Frameworks are always popular on the leaders letter newsletter, so happily steal a copy of the CRAS framework, you can use it within your business and leadership team or share it when someone else is struggling.
C-R-A-S Framework
Step 1: Clarification
Internal First: what is happening, why is this happening, and how did we get here? How we got here is vitally important to question and answer.
How do we mitigate risks and what is the goal of this crisis? The goal is really important, what goal do we need to aim towards and how are we going to hit this goal? With this plan of action, you will mess up.
External: What is the essential storytelling exercise we are going to have to go on and what story do we need to tell?
Without being able to tell the what of the story and what are the key narratives in four short paragraphs, you will really struggle to align yourself internally and gain or regain the respect from your customers.Risks Vs Benefits: Create a risk vs benefits matrix where you review your risks and any benefits from your actions (this is an actionable pros and cons list)
Step 2: Reality
What is the reality and how do we align around this?
What do the next 1-3-6-12 months look like? The next day or week seems the most important but often is the next few months, as you will see the impact on the bottom line, how you are searched for or used and then you may see an impact on the quality of candidates when you are hiring.
Document all of the above and have an open document (with the same premise as the transparent decision document) anyone can see (remember view only privileges) and have an open channel to ensure everyone can ask questions and find out the reality. Create an update cadence (hourly, daily, or weekly) for the teams to follow.
Step 3: (The) Activities
Create a list of the proactive or reactive actions required - you will have reactive actions to take, especially when people ask why and when.
What do we need to say? Do we need to say anything? Deadline: When do we need to say it?
What is the situation now? And then what is the next situation? Now and next are often disjointed, it is important to connect the two together
Who is going to be the truth-teller (founder, CEO, spokesperson, Operational lead, Marketing?)
Essential Question: Will an internal email, slack/teams message or screengrab impact this (the truth)? If you have said anything that contradicts what you have said internally to externally will a leaked email or screengrab discredit you?
What is the full timeline? How do you take the steps forward and know what happened and when we are taking action (if any)
How do you reduce this all down into a few bullet points so anyone can understand? Think of investors, non-exec directors, think of advisory boards, shadow boards etc
Step 4: Stepback & Feedback
This is listening and analysis mode:
What is the feedback you receive?
What is the internal feedback?
What is the external feedback? Can you cut through numerous rounds of opinions and understand the actual pieces of feedback
How do you log and revisit the process to understand how to learn from this?

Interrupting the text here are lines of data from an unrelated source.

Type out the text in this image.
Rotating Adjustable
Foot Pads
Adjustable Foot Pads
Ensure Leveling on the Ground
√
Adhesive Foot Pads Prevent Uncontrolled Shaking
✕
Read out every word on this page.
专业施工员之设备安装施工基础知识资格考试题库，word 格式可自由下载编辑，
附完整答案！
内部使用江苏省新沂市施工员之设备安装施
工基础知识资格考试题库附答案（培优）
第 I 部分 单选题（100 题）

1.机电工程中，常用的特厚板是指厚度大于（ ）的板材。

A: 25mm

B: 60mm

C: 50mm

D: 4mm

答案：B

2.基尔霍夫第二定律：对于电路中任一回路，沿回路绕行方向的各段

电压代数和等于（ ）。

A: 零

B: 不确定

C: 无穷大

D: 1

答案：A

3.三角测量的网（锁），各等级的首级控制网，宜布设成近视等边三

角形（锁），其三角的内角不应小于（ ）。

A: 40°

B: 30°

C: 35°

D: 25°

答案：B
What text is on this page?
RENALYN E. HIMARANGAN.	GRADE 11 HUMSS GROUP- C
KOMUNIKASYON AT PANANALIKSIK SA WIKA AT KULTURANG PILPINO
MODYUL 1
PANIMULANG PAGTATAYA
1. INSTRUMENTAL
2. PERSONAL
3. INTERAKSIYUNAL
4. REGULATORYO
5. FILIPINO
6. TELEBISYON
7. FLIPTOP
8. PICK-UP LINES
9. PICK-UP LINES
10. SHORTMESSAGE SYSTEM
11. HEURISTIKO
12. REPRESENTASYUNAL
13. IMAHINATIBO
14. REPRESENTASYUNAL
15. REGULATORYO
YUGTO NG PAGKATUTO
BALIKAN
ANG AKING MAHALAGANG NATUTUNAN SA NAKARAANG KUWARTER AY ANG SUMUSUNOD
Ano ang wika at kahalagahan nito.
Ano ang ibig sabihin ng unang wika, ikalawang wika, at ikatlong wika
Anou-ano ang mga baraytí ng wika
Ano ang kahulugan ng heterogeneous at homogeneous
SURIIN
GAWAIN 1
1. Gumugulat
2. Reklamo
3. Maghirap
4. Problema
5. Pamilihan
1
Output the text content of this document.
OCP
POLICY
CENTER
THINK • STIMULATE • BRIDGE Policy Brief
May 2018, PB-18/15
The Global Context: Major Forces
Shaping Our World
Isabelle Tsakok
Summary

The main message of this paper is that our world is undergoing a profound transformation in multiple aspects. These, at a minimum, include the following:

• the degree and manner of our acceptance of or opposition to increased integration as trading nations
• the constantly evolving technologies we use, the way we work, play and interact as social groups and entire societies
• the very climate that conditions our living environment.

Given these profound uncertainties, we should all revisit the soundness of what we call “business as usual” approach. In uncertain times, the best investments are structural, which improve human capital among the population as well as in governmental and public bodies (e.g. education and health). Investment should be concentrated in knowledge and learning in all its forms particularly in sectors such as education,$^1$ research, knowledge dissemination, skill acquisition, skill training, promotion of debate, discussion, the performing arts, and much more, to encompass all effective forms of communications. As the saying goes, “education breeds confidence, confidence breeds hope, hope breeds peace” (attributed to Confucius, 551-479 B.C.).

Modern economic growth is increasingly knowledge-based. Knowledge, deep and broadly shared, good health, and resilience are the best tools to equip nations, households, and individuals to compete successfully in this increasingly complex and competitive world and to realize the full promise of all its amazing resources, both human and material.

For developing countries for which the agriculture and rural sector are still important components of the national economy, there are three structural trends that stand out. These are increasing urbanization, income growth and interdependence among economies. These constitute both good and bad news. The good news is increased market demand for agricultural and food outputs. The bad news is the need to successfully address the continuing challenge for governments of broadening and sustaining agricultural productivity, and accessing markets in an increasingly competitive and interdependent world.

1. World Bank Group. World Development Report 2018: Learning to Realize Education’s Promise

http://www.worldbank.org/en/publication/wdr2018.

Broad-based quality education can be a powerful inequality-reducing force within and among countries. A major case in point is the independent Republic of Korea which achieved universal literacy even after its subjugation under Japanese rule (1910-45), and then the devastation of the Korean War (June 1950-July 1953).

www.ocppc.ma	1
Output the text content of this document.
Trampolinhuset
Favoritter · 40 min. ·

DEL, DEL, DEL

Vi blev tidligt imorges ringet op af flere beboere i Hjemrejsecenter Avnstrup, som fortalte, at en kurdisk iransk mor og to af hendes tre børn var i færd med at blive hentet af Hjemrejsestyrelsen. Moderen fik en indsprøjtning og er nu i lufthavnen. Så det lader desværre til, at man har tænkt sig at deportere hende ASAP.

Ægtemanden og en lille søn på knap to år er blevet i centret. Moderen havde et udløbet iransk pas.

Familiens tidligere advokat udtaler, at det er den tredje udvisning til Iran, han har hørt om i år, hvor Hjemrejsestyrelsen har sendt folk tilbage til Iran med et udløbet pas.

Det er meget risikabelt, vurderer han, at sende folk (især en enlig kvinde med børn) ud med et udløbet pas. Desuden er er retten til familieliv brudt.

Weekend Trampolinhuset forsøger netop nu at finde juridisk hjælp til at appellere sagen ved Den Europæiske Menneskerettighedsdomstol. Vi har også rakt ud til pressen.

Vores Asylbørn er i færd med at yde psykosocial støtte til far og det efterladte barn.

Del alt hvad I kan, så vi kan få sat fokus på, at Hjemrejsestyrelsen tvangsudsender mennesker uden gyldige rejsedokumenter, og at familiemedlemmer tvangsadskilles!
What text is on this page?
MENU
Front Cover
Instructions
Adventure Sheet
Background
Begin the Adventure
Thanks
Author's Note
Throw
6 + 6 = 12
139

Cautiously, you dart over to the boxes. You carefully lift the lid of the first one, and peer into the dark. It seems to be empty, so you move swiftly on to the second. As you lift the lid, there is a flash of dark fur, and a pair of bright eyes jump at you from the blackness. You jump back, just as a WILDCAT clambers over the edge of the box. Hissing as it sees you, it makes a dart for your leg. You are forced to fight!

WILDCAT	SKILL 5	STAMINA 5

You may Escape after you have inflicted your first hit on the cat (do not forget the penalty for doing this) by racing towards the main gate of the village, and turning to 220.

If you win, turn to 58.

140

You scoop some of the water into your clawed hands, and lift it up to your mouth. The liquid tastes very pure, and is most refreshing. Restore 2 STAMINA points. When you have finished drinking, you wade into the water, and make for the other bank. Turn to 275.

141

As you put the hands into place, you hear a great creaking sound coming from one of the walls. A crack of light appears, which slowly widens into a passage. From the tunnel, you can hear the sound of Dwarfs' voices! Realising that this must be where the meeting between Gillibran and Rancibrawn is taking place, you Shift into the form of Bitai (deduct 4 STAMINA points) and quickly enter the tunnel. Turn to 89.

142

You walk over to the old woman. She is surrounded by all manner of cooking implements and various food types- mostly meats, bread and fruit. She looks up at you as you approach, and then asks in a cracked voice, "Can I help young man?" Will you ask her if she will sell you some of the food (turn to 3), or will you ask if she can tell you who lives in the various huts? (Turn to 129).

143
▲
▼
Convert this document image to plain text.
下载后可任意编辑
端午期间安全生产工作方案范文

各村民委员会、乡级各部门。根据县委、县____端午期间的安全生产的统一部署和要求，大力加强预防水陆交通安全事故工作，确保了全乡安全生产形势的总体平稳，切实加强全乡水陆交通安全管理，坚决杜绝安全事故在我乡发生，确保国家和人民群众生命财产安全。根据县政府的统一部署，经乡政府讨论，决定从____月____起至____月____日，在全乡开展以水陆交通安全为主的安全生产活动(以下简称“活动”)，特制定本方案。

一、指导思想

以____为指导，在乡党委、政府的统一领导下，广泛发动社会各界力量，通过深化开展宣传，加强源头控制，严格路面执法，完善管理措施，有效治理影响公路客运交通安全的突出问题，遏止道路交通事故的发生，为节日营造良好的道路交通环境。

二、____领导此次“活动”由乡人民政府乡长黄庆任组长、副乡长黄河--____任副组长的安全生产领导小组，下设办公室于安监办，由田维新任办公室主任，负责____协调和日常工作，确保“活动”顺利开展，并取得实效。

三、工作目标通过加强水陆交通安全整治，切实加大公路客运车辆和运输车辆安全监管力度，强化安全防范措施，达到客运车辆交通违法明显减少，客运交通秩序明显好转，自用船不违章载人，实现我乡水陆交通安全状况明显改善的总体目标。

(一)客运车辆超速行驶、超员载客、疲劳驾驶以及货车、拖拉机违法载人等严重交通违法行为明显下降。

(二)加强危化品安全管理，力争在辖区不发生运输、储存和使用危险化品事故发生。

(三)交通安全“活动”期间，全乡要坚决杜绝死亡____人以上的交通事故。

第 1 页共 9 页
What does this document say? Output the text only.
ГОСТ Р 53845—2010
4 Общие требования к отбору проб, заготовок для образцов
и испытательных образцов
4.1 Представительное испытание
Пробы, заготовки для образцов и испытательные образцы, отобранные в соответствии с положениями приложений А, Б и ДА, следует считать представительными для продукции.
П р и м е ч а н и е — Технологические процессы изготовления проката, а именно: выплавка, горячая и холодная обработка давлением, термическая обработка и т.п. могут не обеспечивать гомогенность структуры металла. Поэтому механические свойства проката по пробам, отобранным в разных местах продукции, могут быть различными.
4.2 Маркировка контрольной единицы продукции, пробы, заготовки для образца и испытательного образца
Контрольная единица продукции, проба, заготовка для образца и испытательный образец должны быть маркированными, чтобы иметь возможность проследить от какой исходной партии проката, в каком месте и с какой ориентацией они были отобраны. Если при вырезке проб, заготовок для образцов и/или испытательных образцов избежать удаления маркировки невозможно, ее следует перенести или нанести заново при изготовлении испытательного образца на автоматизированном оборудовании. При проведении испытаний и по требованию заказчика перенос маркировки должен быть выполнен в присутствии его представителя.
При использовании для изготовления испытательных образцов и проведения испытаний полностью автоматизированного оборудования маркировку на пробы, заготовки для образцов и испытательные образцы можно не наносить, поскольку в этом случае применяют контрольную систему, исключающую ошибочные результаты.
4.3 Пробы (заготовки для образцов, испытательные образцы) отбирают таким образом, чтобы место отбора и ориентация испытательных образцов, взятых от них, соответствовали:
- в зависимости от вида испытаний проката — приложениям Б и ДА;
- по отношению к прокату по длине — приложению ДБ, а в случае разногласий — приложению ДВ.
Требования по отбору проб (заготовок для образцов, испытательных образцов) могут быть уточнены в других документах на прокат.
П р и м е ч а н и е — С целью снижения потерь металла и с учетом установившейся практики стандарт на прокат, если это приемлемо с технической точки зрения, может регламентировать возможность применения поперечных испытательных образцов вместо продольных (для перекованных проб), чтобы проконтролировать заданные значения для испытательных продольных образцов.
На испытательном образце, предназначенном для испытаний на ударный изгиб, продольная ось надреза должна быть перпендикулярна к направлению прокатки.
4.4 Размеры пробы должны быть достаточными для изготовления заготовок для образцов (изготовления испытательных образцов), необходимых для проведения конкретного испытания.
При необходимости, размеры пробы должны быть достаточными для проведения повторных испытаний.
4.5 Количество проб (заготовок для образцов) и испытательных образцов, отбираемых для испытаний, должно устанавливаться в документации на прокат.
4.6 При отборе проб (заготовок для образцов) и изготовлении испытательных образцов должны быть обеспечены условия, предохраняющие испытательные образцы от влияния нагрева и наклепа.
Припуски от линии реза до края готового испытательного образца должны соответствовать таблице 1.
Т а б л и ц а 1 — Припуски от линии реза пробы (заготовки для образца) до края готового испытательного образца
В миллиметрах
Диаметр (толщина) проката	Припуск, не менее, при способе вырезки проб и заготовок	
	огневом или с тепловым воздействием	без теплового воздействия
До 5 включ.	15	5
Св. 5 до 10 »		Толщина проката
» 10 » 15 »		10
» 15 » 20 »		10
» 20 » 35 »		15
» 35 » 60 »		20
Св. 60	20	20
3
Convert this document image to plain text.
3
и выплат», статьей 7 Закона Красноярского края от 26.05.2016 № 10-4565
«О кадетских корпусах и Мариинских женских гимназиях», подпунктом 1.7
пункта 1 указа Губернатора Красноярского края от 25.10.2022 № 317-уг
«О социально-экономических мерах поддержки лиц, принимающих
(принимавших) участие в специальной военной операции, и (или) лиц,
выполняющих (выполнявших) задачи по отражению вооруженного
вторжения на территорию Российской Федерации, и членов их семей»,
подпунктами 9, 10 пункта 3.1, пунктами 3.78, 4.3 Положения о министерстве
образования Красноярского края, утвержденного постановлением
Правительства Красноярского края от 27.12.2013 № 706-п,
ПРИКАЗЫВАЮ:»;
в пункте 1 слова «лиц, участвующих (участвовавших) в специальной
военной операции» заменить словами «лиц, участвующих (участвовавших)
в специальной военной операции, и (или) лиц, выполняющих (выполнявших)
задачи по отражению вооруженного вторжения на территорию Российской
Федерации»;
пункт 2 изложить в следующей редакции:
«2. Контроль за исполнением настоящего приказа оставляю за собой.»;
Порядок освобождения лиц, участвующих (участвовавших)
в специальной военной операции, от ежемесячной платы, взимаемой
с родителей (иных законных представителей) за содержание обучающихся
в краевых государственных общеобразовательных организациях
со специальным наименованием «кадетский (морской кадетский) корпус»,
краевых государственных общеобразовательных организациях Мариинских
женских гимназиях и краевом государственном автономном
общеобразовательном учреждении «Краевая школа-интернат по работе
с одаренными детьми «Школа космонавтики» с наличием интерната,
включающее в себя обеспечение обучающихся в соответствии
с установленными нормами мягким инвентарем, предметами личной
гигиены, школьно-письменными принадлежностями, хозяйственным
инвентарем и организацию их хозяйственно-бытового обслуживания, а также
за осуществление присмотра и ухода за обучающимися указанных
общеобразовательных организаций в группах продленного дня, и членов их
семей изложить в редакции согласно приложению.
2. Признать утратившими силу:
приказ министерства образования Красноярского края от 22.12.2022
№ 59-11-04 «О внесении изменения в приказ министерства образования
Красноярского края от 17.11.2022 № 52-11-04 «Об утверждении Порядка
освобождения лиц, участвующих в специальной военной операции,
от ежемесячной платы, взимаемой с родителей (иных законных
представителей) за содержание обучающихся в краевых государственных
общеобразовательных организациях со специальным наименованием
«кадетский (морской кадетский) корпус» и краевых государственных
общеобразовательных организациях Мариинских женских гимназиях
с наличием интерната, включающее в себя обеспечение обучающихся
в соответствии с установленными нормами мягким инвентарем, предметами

Action: Create a home (wiki or intranet) where this information lives to reduce any issues raise again and how can we learn from this when we may have issues in the future?And how do we inform the important stakeholders of an (AAR) after-action review moving forward? - The analysis is essential as is the review, most overlook the after action review
Go and have a great week ahead and remember a crisis is worth planning for and having the frameworks in place to protect your people and your performance.